Feed the resulting batch_id into the cohort tools below.
batch_list with no label lists the most recent batches across all tags.
Cohort Grade and Severity Distribution
Goal: summarise quality across a completed batch.
cohort_stats(batch_id="batch_1780476907150173141_2")Returns counts by letter grade (A+, A, B, C, D, F) and by
worst-severity level (NOTICE, WARNING, ERROR, CRITICAL). One call,
one row each - cheaper than paging run_search.
Top Failure Tags
Goal: which message tags drive the WARNINGs and ERRORs in this batch?
failures_by_tag(
batch_id="batch_1780476907150173141_2",
severity_min="ERROR",
limit=15
)Returns tag names ranked by count, with three example domains per tag and
the worst level seen for that tag. Use severity_min="WARNING" for the
broader picture; severity_min="ERROR" narrows to the failures most worth
acting on.
Operator / ASN Concentration
Goal: which ASNs serve domains in this cohort?
cohort_tag_values(
batch_id="batch_1780476907150173141_2",
tag="IPV4_ONE_ASN",
arg="asn",
limit=20
)Returns each value of asn with its count and a small list of sample
domains. Useful for spotting both the dominant national providers and the
small regional vendors that serve a tight cluster of domains.

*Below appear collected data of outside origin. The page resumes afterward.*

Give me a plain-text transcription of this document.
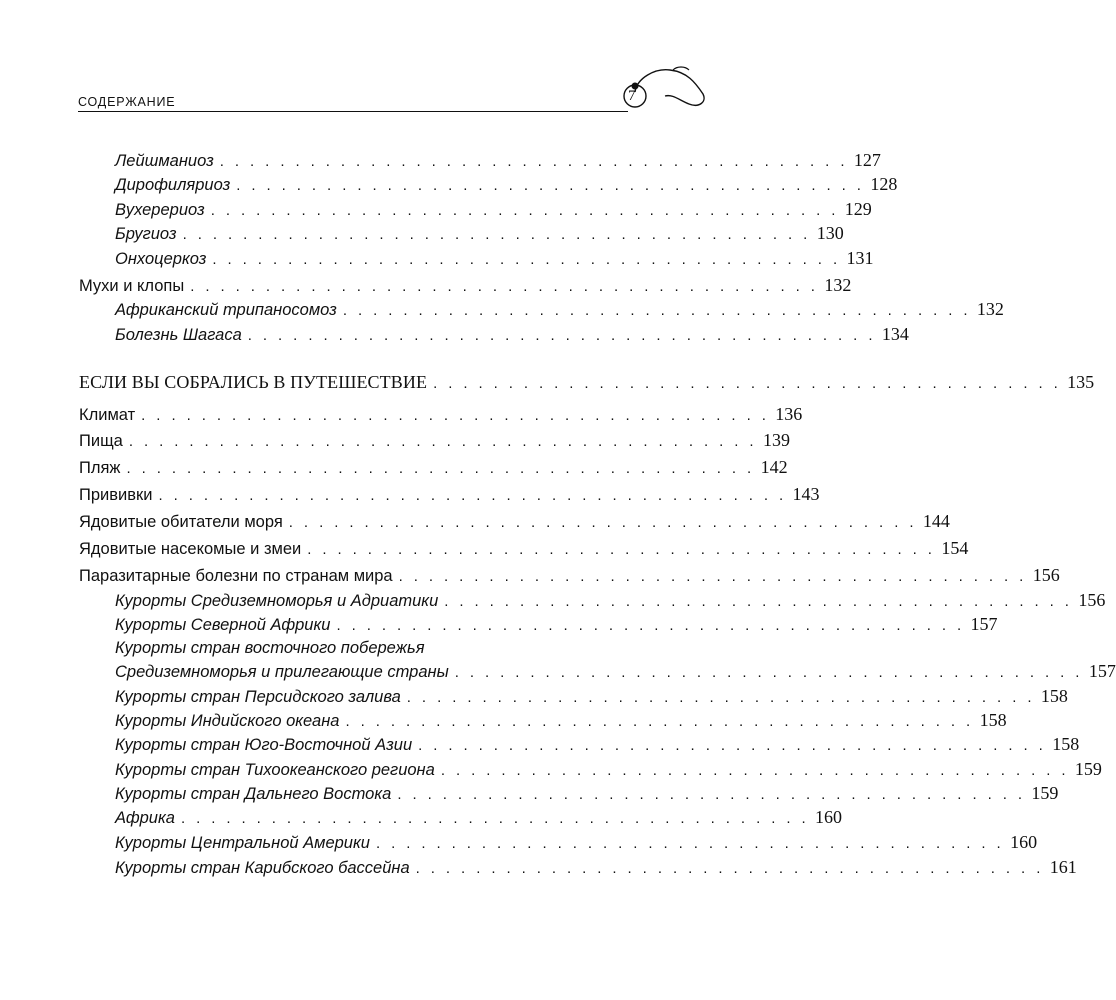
СОДЕРЖАНИЕ	7
Лейшманиоз . . . . . . . . . . . . . . . . . . . . . . . . . . . . . . . . . . . . . . . . . . 127
Дирофиляриоз . . . . . . . . . . . . . . . . . . . . . . . . . . . . . . . . . . . . . . . . . . 128
Вухерериоз . . . . . . . . . . . . . . . . . . . . . . . . . . . . . . . . . . . . . . . . . . 129
Бругиоз . . . . . . . . . . . . . . . . . . . . . . . . . . . . . . . . . . . . . . . . . . 130
Онхоцеркоз . . . . . . . . . . . . . . . . . . . . . . . . . . . . . . . . . . . . . . . . . . 131
Мухи и клопы . . . . . . . . . . . . . . . . . . . . . . . . . . . . . . . . . . . . . . . . . . 132
Африканский трипаносомоз . . . . . . . . . . . . . . . . . . . . . . . . . . . . . . . . . . . . . . . . . . 132
Болезнь Шагаса . . . . . . . . . . . . . . . . . . . . . . . . . . . . . . . . . . . . . . . . . . 134
ЕСЛИ ВЫ СОБРАЛИСЬ В ПУТЕШЕСТВИЕ . . . . . . . . . . . . . . . . . . . . . . . . . . . . . . . . . . . . . . . . . . 135
Климат . . . . . . . . . . . . . . . . . . . . . . . . . . . . . . . . . . . . . . . . . . 136
Пища . . . . . . . . . . . . . . . . . . . . . . . . . . . . . . . . . . . . . . . . . . 139
Пляж . . . . . . . . . . . . . . . . . . . . . . . . . . . . . . . . . . . . . . . . . . 142
Прививки . . . . . . . . . . . . . . . . . . . . . . . . . . . . . . . . . . . . . . . . . . 143
Ядовитые обитатели моря . . . . . . . . . . . . . . . . . . . . . . . . . . . . . . . . . . . . . . . . . . 144
Ядовитые насекомые и змеи . . . . . . . . . . . . . . . . . . . . . . . . . . . . . . . . . . . . . . . . . . 154
Паразитарные болезни по странам мира . . . . . . . . . . . . . . . . . . . . . . . . . . . . . . . . . . . . . . . . . . 156
Курорты Средиземноморья и Адриатики . . . . . . . . . . . . . . . . . . . . . . . . . . . . . . . . . . . . . . . . . . 156
Курорты Северной Африки . . . . . . . . . . . . . . . . . . . . . . . . . . . . . . . . . . . . . . . . . . 157
Курорты стран восточного побережья
Средиземноморья и прилегающие страны . . . . . . . . . . . . . . . . . . . . . . . . . . . . . . . . . . . . . . . . . . 157
Курорты стран Персидского залива . . . . . . . . . . . . . . . . . . . . . . . . . . . . . . . . . . . . . . . . . . 158
Курорты Индийского океана . . . . . . . . . . . . . . . . . . . . . . . . . . . . . . . . . . . . . . . . . . 158
Курорты стран Юго-Восточной Азии . . . . . . . . . . . . . . . . . . . . . . . . . . . . . . . . . . . . . . . . . . 158
Курорты стран Тихоокеанского региона . . . . . . . . . . . . . . . . . . . . . . . . . . . . . . . . . . . . . . . . . . 159
Курорты стран Дальнего Востока . . . . . . . . . . . . . . . . . . . . . . . . . . . . . . . . . . . . . . . . . . 159
Африка . . . . . . . . . . . . . . . . . . . . . . . . . . . . . . . . . . . . . . . . . . 160
Курорты Центральной Америки . . . . . . . . . . . . . . . . . . . . . . . . . . . . . . . . . . . . . . . . . . 160
Курорты стран Карибского бассейна . . . . . . . . . . . . . . . . . . . . . . . . . . . . . . . . . . . . . . . . . . 161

To rank by quality rather than reach, add weight_by_score=true and the
result is sorted by mean domain score, surfacing the ASNs whose domains
score best (or worst).
The (tag, arg) pair must come from the
log-args inventory
; use
spec_list_testcases and spec_get_testcase to find which tags a module
emits and which args they carry.
Follow a Finding to the Affected Runs
Goal: which runs raised a particular tag, and what did the worst-case look like?
run_search(tag="SAME_IP_ADDRESS", level="ERROR", limit=20)
run_get(run_id="job_1780476907230635262_134")run_search filters completed runs by domain, tag, status, severity,
grade, or finish-time range; run_get fetches one run’s full result
(per-testcase findings, per-nameserver response times, score breakdown).
Each result row from run_search, run_get, and latest_for includes a
batch_id (empty for ad-hoc runs) and a public_id. Build a shareable
report link as https://<host>/#/result/<public_id>.
Compare Two Runs of One Domain
Goal: did anything change between the last two test runs of a domain?
latest_for(domain="example.se", limit=2)
run_diff(run_id_a="<older>", run_id_b="<newer>")run_diff returns tag-level deltas (added, removed, severity-changed),
which is the right granularity for “did this regression appear today, or
was it already there”.
One-Shot Re-Test
Goal: re-run a single domain now and read the result.
test_domain(domain="example.se")Synchronous: blocks until the engine finishes, returns grade, score, findings, and per-nameserver response times. No batch needed.
Inspect a Testcase
Goal: understand what a specific testcase checks and what tags it emits.
spec_list_testcases(category="dnssec")
spec_get_testcase(testcase="ds03")Returns module, description, and the message tags the testcase can emit
with their rendered messages. Use this to translate a failures_by_tag
result into “what is gonemaster actually checking here”.
Anti-Patterns
- Paging
run_searchto compute per-cohort stats. Usecohort_stats,failures_by_tag, orcohort_tag_valuesinstead - they aggregate server-side in one call. - Treating MCP as the only path. For repeated programmatic use over
large result sets,
gonemaster-clientor direct SQL is faster and cheaper. MCP shines for agent-driven exploration where the next question depends on the previous answer. - Calling write tools without enabling them.
batch_enqueue,batch_cancel, andcancel_jobregister only whenGONEMASTER_MCP_ALLOW_WRITE=1is set on the bridge.